From 9569625f03ad013945e00d335adc5c9a2bd25e44 Mon Sep 17 00:00:00 2001
From: filipi87 <filipi87@gmail.com>
Date: Thu, 12 Feb 2026 16:11:02 -0300
Subject: [PATCH 7/7] Changelog entries for the TTS fixes.

---
 changelog/3729.fixed.2.md | 1 +
 changelog/3729.fixed.md   | 1 +
 2 files changed, 2 insertions(+)
 create mode 100644 changelog/3729.fixed.2.md
 create mode 100644 changelog/3729.fixed.md

diff --git a/changelog/3729.fixed.2.md b/changelog/3729.fixed.2.md
new file mode 100644
index 000000000..6d4f33d93
--- /dev/null
+++ b/changelog/3729.fixed.2.md
@@ -0,0 +1 @@
+- Fixed context ID reuse issue in `ElevenLabsTTSService`, `InworldTTSService`, `RimeTTSService`, `CartesiaTTSService`, `AsyncAITTSService`, and `PlayHTTTSService`. Services now properly reuse the same context ID across multiple `run_tts()` invocations within a single LLM turn, preventing context tracking issues and incorrect lifecycle signaling.

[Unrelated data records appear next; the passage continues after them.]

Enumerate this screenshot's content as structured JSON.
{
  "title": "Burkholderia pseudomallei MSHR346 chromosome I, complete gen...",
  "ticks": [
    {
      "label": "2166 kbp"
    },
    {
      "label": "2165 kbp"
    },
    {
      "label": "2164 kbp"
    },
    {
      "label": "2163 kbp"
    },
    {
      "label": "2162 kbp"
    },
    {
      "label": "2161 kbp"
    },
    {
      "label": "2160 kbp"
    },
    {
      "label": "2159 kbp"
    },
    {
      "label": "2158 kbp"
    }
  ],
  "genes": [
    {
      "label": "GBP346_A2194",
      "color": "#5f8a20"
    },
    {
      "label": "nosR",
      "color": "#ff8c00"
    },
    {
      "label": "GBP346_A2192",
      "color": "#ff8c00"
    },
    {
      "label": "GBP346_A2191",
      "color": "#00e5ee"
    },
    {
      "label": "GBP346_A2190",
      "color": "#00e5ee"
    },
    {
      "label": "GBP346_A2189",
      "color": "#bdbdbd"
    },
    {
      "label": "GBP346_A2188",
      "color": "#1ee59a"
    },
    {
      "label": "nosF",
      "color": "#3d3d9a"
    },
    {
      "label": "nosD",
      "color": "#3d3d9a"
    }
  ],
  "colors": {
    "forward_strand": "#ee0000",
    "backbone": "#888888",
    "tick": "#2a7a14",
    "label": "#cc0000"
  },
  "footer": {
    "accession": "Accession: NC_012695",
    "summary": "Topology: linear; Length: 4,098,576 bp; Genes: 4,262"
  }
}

diff --git a/changelog/3729.fixed.md b/changelog/3729.fixed.md
new file mode 100644
index 000000000..b8be759fb
--- /dev/null
+++ b/changelog/3729.fixed.md
@@ -0,0 +1 @@
+- Fixed word timestamp interleaving issue in `ElevenLabsTTSService` when processing multiple sentences within a single LLM turn.